Clients that manage their own encryption verify the signature and use public_key for encryption up to expiration.

Signed query submission

A signed query is a specialized eth_call where the caller signature populates msg.sender inside a view function. The mechanism is:

  1. Client constructs the call data.
  2. Client encrypts under a session key.
  3. Client attaches a signature over the encrypted payload with their EVM private key.
  4. Client submits via eth_call with a specially-marked envelope.
  5. Enclave verifies the signature, sets msg.sender, executes.

SDKs handle steps 2–4 transparently. The raw wire format uses the same eth_call method — signed queries are identified by envelope structure.

Attestation and enclave info

Methods that return the current enclave's attestation quote (for clients that want to verify TEE guarantees directly) may be exposed. These are optional for most application development.

Consensus-layer methods

Operations on the native oxn1… address space go through consensus-layer JSON-RPC endpoints (a separate namespace). These are used by the OXN Web Wallet's deposit/withdraw flow and by validator tooling. Application-level dApps typically do not need these; if you do, see the Oasis SDK documentation.

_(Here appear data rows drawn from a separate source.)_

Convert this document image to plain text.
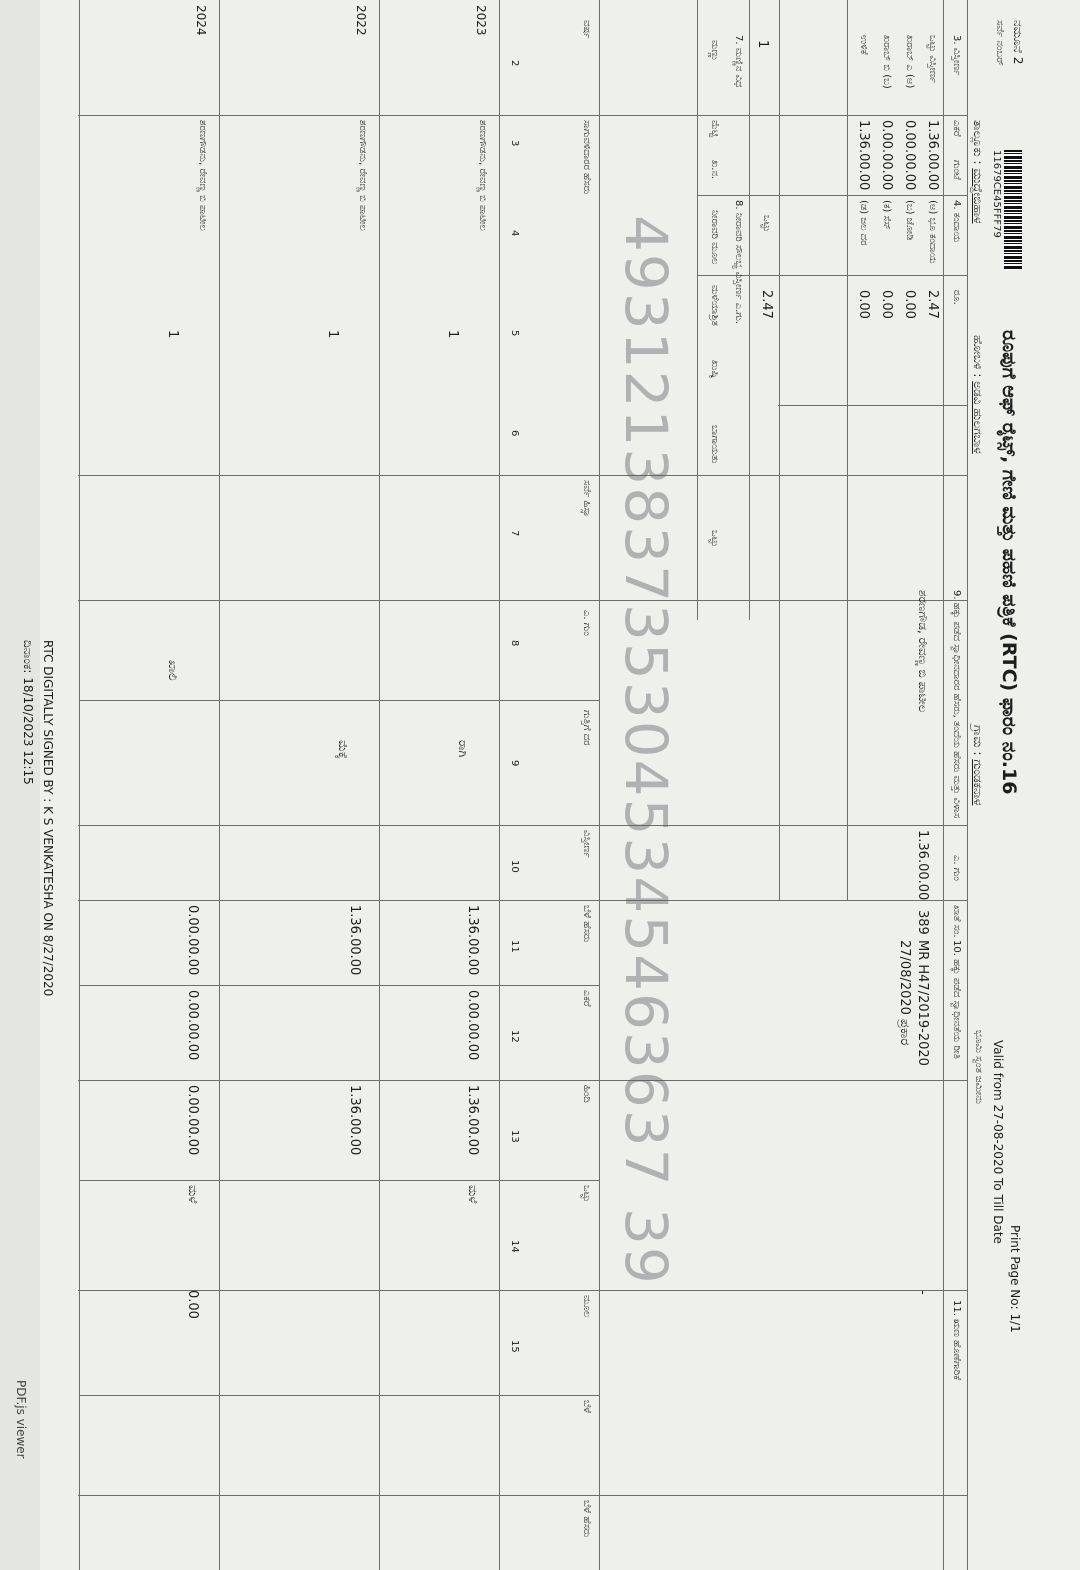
PDF.js viewer
11679CE45FFF79
ನಮೂನೆ 2
ಸರ್ವೆ ನಂಬರ್
ರೂಪುಗೆ ಆಫ್ ರೈಟ್ಸ್, ಗೇಣಿ ಮತ್ತು ಪಹಣಿ ಪತ್ರಿಕೆ (RTC) ಫಾರಂ ನಂ.16
Print Page No: 1/1
Valid from 27-08-2020 To Till Date
ತಾಲ್ಲೂಕು : ಮುದ್ದೇಬಿಹಾಳ
ಹೋಬಳಿ : ಅಡವಿ ಹುಲಗಬಾಳ
ಗ್ರಾಮ : ಗುಂಡಕನಾಳ
ಭೂಮಿ ಸ್ವಂತ ಜಮೀನು
3. ವಿಸ್ತೀರ್ಣ
ಎಕರೆ
ಗುಂಟೆ
4. ಕಂದಾಯ
ರೂ.
ಒಟ್ಟು ವಿಸ್ತೀರ್ಣ
1.36.00.00
(ಅ) ಭೂ ಕಂದಾಯ
2.47
ಖರಾಬ್ ಎ (ಅ)
0.00.00.00
(ಬ) ಜೋಡಿ
0.00
ಖರಾಬ್ ಬಿ (ಬ)
0.00.00.00
(ಕ) ಸೆಸ್
0.00
ಉಳಿಕೆ
1.36.00.00
(ಡ) ಜಲ ದರ
0.00
1
ಒಟ್ಟು
2.47
7. ಮಣ್ಣಿನ ವಿಧ
8. ನೀರಾವರಿ ಸೌಲಭ್ಯ ವಿಸ್ತೀರ್ಣ ಎ.ಗು.
ಮಣ್ಣು
ಮೆಟ್ಟಿ
ಖ.ನ.
ನೀರಾವರಿ ಮೂಲ
ಮಳೆಯಾಶ್ರಿತ
ಖುಷ್ಕಿ
ಬಾಗಾಯತು
ಒಟ್ಟು
9. ಹಕ್ಕು ಪಡೆದ ಸ್ವಾಧೀನದಾರರ ಹೆಸರು, ತಂದೆಯ ಹೆಸರು ಮತ್ತು ವಿಳಾಸ
ಎ. ಗುಂ
ಖಾತೆ ಸಂ.
10. ಹಕ್ಕು ಪಡೆದ ಸ್ವಾಧೀನತೆಯ ರೀತಿ
11. ಋಣ ಹೊಣೆಗಾರಿಕೆ
ಶರಣಗೌಡ, ರೇವಣ್ಣ ಬಿ ಪಾಟೀಲ
1.36.00.00
389
MR H47/2019-2020
27/08/2020 ಪ್ರಕಾರ
-
ವರ್ಷ
ಸಾಗುವಳಿದಾರರ ಹೆಸರು
ಸರ್ವೆ ಹಿಸ್ಸಾ
ಎ. ಗುಂ
ಗುತ್ತಿಗೆ ದರ
ವಿಸ್ತೀರ್ಣ
ಬೆಳೆ ಹೆಸರು
ಎಕರೆ
ಹಿಂದಿ
ಒಟ್ಟು
ಮೂಲ
ಬೆಳೆ
ಬೆಳೆ ಹೆಸರು
2
3
4
5
6
7
8
9
10
11
12
13
14
15
2023
ಶರಣಗೌಡನು, ರೇವಣ್ಣ ಬಿ ಪಾಟೀಲ
1
ರಾಗಿ
1.36.00.00
0.00.00.00
1.36.00.00
ಮಳೆ
2022
ಶರಣಗೌಡನು, ರೇವಣ್ಣ ಬಿ ಪಾಟೀಲ
1
ಮೆಕ್ಕೆ
1.36.00.00
1.36.00.00
2024
ಶರಣಗೌಡನು, ರೇವಣ್ಣ ಬಿ ಪಾಟೀಲ
1
ಖಾಲಿ
0.00.00.00
0.00.00.00
0.00.00.00
ಮಳೆ
0.00
4931213837353045345463637 39
RTC DIGITALLY SIGNED BY : K S VENKATESHA ON 8/27/2020
ದಿನಾಂಕ: 18/10/2023 12:15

Batch and pipeline patterns

For heavy read workloads, batch requests where possible:

[
{ "jsonrpc": "2.0", "method": "eth_getBlockByNumber", "params": ["latest", false], "id": 1 },
{ "jsonrpc": "2.0", "method": "eth_gasPrice", "params": [], "id": 2 },
{ "jsonrpc": "2.0", "method": "eth_getBalance", "params": ["0x...", "latest"], "id": 3 }
]

Batching amortizes TLS handshake and connection overhead.